A wężyk to najlepiej (moim zdaniem) kupić taki z allegro, za kilkanascie złotych, z blokadą oczywiście. Używam dwóch, w różnych systemach i jestem bardzo zadowolony. A ich paskudnym wyglądem samoróbek nie należy się przejmować, w końcu używa się tego sprzętu głównie w nocy ;-)
pilot wygodniejszy od wężyka... a takie nocne zdjęcia zazwyczaj okazują się niezwykłe... Tu było tylko 30 minut naświetlania... a ciemno było jak w d***... nie spodziewałem się, że wyjdą szczegóły na Tatrach...
No to Ci piękniaście wyszło :D
Bo szyba samolotu też jest polaryzatorem.

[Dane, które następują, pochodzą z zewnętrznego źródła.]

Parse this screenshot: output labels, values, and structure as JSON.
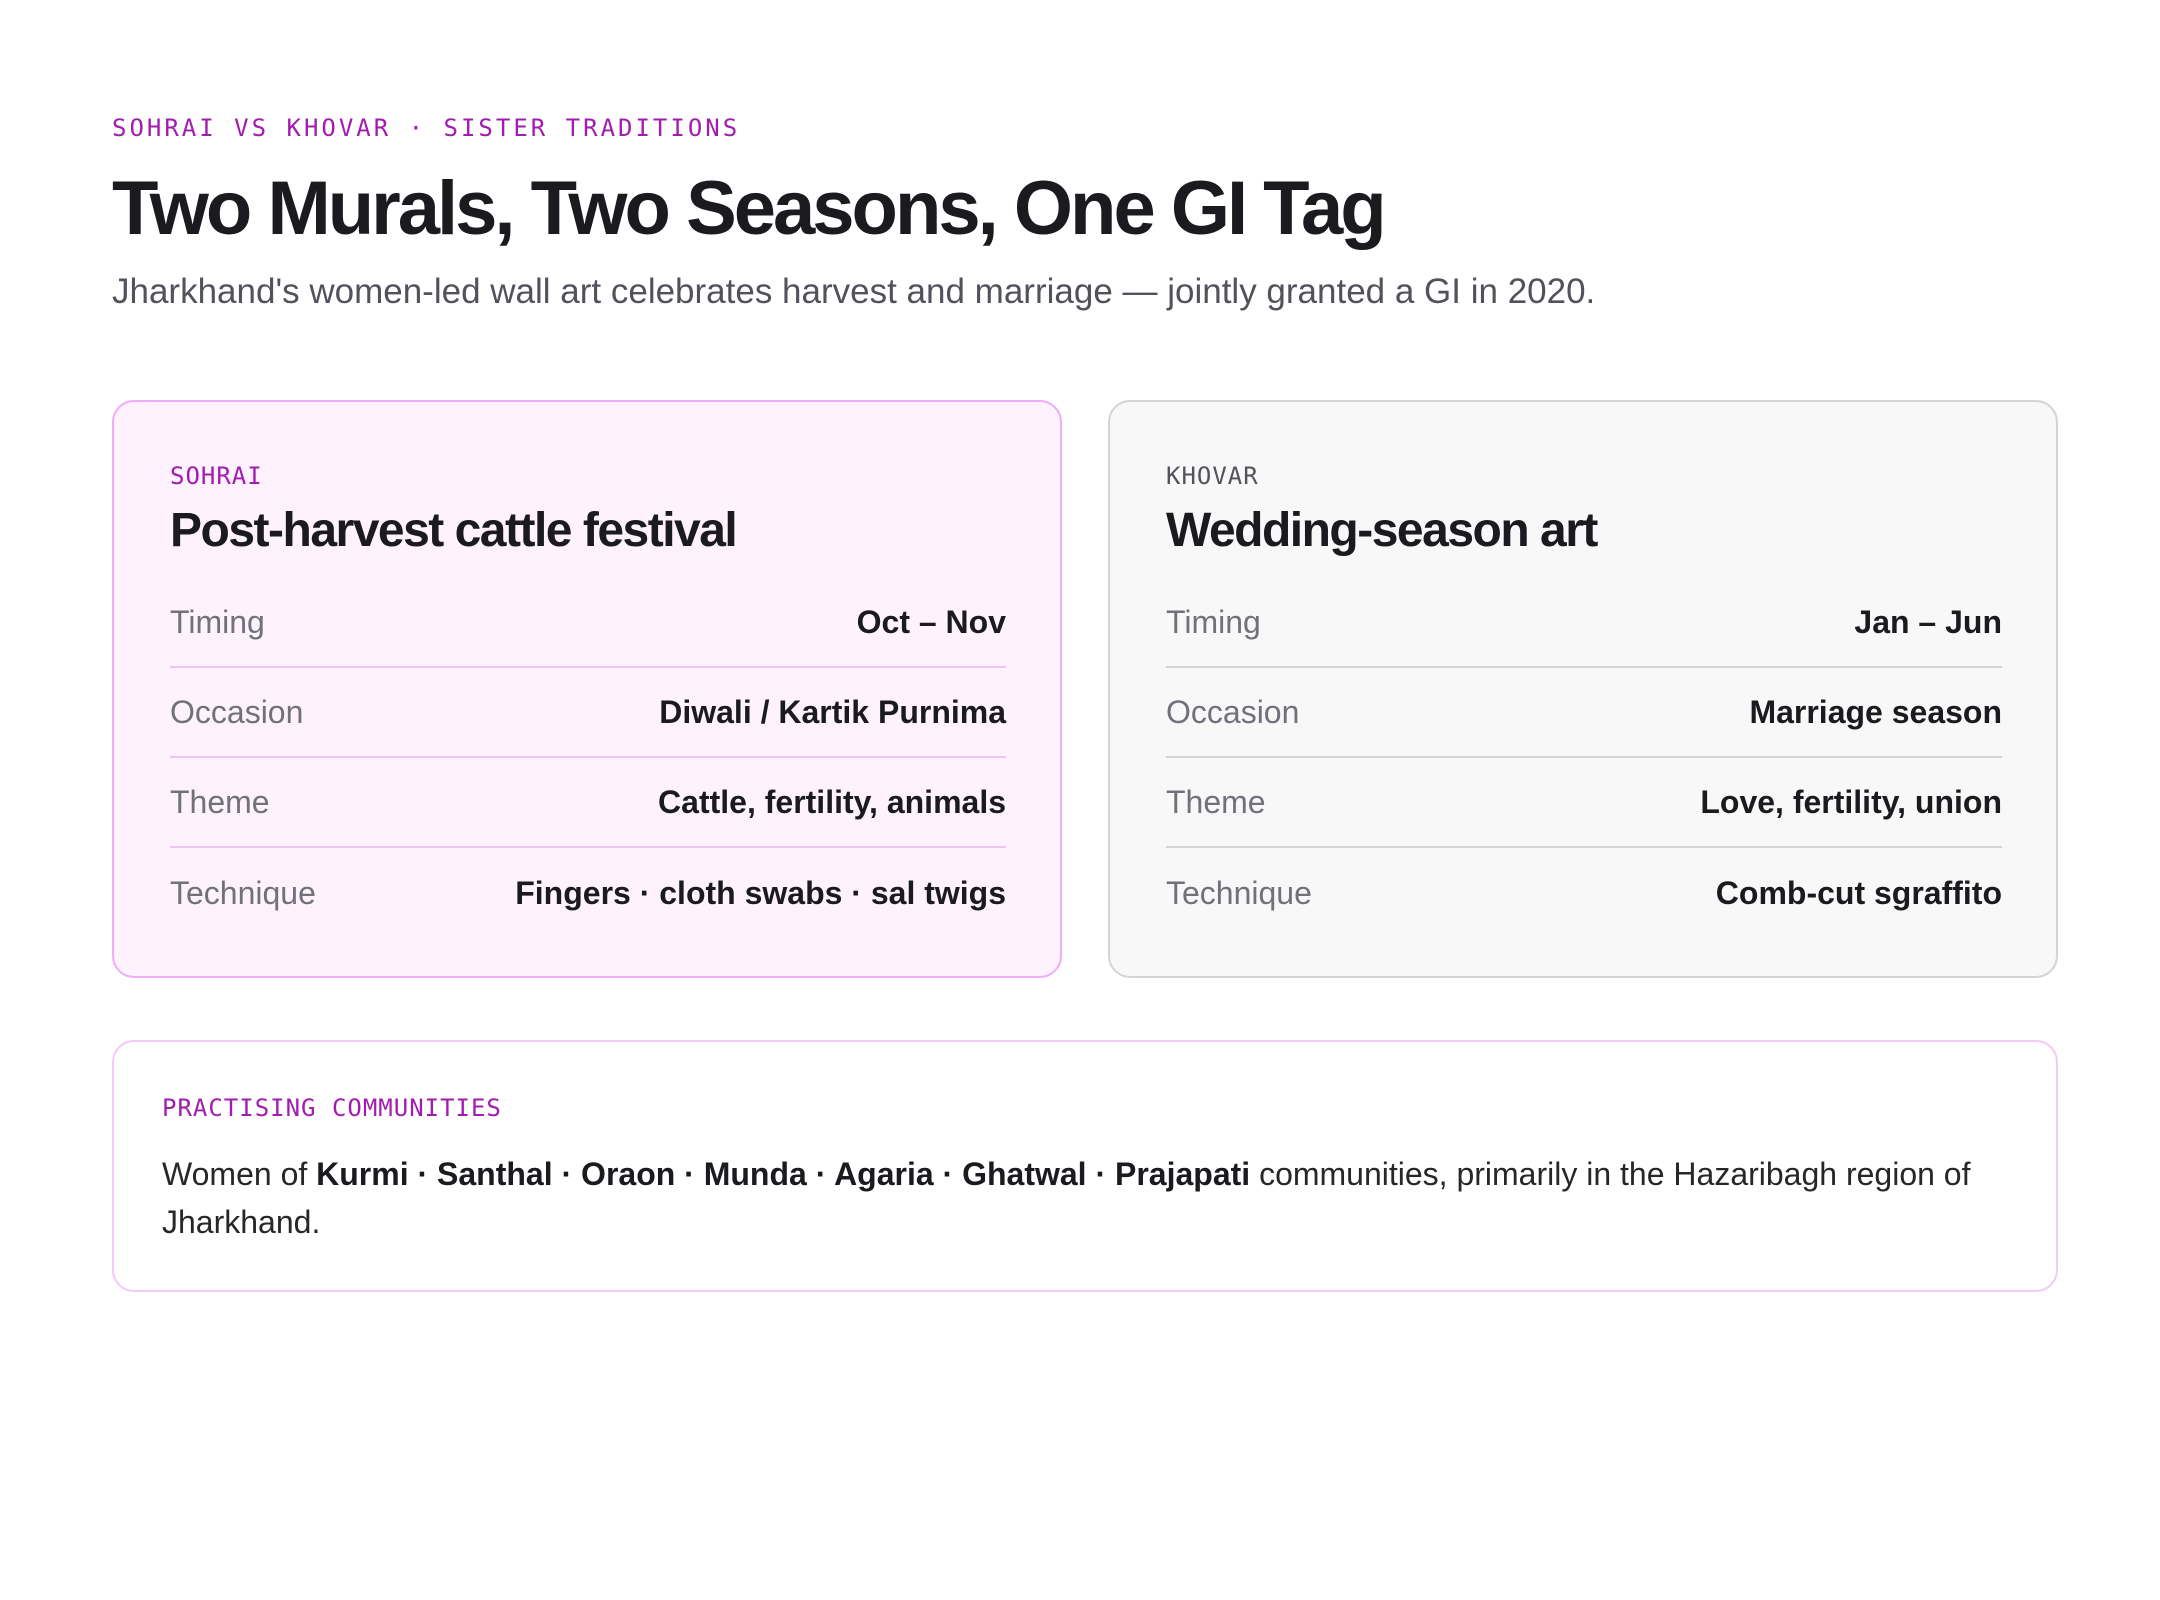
{
  "header": {
    "eyebrow": "SOHRAI VS KHOVAR · SISTER TRADITIONS",
    "title": "Two Murals, Two Seasons, One GI Tag",
    "subtitle": "Jharkhand's women-led wall art celebrates harvest and marriage — jointly granted a GI in 2020."
  },
  "cards": [
    {
      "label": "SOHRAI",
      "title": "Post-harvest cattle festival",
      "rows": [
        {
          "key": "Timing",
          "value": "Oct – Nov"
        },
        {
          "key": "Occasion",
          "value": "Diwali / Kartik Purnima"
        },
        {
          "key": "Theme",
          "value": "Cattle, fertility, animals"
        },
        {
          "key": "Technique",
          "value": "Fingers · cloth swabs · sal twigs"
        }
      ]
    },
    {
      "label": "KHOVAR",
      "title": "Wedding-season art",
      "rows": [
        {
          "key": "Timing",
          "value": "Jan – Jun"
        },
        {
          "key": "Occasion",
          "value": "Marriage season"
        },
        {
          "key": "Theme",
          "value": "Love, fertility, union"
        },
        {
          "key": "Technique",
          "value": "Comb-cut sgraffito"
        }
      ]
    }
  ],
  "communities": {
    "label": "PRACTISING COMMUNITIES",
    "prefix": "Women of ",
    "names": "Kurmi · Santhal · Oraon · Munda · Agaria · Ghatwal · Prajapati",
    "suffix": " communities, primarily in the Hazaribagh region of Jharkhand."
  },
  "colors": {
    "accent": "#a21caf",
    "sohrai_bg": "#fdf2fd",
    "sohrai_border": "#f0abfc",
    "khovar_bg": "#f8f8f9",
    "khovar_border": "#d4d4d8",
    "text": "#1a1a1f",
    "muted": "#71717a"
  }
}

Ogólnie materiały poddane naprężeniom mają takie własności, a w samolocie szyby zazwyczaj trochę naprężeń znoszą. Nie wiem, czy to akurat jest powodem, może to cecha plastiku z którego jest szyba, ale niejednorodność zafarbów na to wskazuje.
Czyli pod wplywem naprezen material ma wlasciwosci absorpcyjne promieniowania el-magn na roznych dlugosciach fali?? Z tego co pamietam to polimery maja budowe krystaliczna wiec chyba to jest przyczyna. Poszukam jeszcze po necie, jak znajde cos konkretnego to napisze. Dzieki Tomku8-)

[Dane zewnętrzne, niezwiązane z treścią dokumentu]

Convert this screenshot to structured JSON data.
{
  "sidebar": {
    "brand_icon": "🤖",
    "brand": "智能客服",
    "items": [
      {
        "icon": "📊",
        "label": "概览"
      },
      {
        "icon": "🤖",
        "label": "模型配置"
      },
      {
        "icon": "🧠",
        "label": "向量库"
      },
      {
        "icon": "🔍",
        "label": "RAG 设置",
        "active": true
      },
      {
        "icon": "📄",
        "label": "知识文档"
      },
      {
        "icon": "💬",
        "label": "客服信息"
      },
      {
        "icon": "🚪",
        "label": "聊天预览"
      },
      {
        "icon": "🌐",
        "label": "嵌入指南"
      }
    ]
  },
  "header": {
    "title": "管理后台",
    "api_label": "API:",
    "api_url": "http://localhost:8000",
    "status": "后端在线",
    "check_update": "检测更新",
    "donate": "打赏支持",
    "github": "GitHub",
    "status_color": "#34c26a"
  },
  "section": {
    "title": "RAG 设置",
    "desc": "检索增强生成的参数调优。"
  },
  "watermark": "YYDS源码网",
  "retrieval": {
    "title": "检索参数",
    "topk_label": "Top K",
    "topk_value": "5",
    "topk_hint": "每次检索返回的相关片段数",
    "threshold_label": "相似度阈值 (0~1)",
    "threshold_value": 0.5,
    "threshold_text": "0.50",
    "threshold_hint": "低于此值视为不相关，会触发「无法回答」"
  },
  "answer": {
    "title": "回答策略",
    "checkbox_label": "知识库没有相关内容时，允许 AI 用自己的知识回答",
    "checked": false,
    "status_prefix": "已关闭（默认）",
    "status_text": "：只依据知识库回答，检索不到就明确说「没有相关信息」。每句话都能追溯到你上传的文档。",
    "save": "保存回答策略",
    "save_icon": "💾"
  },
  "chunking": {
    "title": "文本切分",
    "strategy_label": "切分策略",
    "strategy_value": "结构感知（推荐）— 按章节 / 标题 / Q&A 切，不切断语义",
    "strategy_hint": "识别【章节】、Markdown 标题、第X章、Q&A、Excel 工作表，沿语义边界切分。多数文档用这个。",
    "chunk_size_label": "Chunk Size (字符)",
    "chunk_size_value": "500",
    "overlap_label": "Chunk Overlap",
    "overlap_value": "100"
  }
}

Faktycznie, Fyrste - pełen szacunek
lepiej chyba kilka fotek zrobic po kilka minut a potem złożyć
chyba 6,1 i ISO 200. Od tamtej pory robię na podobnych ustawieniach tylko, że daję f8.
marekb - nigdy z kilku zdjęć Ci nie wyjdzie coś takiego jak z jednego długiego naświetlania. Przy długich czasach naprawdę pojawiają się dziwne rzeczy. Na tym zdjęciu co prawda noc była księżycowa ale doliny za krzyżem były bardzo ciemne... a jednak jakaś (i to mocna) poświata się pojawiła...

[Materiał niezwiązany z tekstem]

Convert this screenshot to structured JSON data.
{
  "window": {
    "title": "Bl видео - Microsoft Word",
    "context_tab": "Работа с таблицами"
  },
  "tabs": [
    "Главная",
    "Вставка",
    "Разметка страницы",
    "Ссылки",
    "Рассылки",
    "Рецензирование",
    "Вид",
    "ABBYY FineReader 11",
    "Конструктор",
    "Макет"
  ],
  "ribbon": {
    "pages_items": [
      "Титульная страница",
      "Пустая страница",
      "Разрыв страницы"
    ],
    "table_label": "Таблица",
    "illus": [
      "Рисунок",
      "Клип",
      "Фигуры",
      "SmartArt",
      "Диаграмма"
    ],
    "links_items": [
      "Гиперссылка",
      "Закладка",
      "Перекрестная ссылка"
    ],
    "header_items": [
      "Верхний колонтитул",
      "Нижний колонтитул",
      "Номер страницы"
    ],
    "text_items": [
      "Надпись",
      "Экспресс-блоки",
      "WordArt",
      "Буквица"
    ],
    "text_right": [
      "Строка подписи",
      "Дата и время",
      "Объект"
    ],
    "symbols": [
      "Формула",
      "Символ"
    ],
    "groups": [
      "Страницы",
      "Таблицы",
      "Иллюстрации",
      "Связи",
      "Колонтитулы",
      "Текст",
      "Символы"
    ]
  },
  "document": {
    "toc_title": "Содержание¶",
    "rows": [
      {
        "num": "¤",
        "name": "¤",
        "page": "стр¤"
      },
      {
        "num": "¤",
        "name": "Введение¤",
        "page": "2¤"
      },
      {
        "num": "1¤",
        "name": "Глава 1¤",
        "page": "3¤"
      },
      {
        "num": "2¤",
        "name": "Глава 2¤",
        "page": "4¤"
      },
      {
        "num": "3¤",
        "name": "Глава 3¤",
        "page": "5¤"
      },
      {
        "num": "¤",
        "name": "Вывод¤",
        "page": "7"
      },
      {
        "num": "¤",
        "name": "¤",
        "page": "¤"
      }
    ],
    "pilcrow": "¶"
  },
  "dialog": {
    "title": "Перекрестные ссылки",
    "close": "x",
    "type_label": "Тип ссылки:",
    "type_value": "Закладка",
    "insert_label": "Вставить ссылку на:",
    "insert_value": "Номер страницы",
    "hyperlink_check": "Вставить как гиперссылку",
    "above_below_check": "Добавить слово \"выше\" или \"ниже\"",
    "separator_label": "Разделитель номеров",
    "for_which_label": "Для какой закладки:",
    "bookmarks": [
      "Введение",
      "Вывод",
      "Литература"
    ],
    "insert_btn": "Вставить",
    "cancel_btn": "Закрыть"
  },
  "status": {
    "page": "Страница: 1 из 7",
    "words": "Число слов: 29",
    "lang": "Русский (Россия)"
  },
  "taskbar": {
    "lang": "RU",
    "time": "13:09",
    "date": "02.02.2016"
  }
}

Jedyny problem z tekimi zdjęciami to fakt, że gdy zdjęcie się robi to człowiek się strasznie nudzi :) No i później dłuuugie czekanie aż aparat odszumi zdjęcie... No ale coś za coś.
po przejżeniu tego wątku dochodzę do wniosku że to bardzo ciekawy pomysł kiedy człowiek pracuje i przychodząc do domu słońce już śpi:-D
Dotychczas robiłem co najwyżej uliczki Starówki ale to wydaję się być ciekawsze:mrgreen:
Jak sam coś wypocę i coś z tego wjdzie to dam do oceny :mrgreen:
No, no. Ale niechcący wzbudziłem zainteresowanie. Fakt, że dowiedziałem się wszystkiego czego chciałem, a nawet więcej. Dzięki wielkie.:)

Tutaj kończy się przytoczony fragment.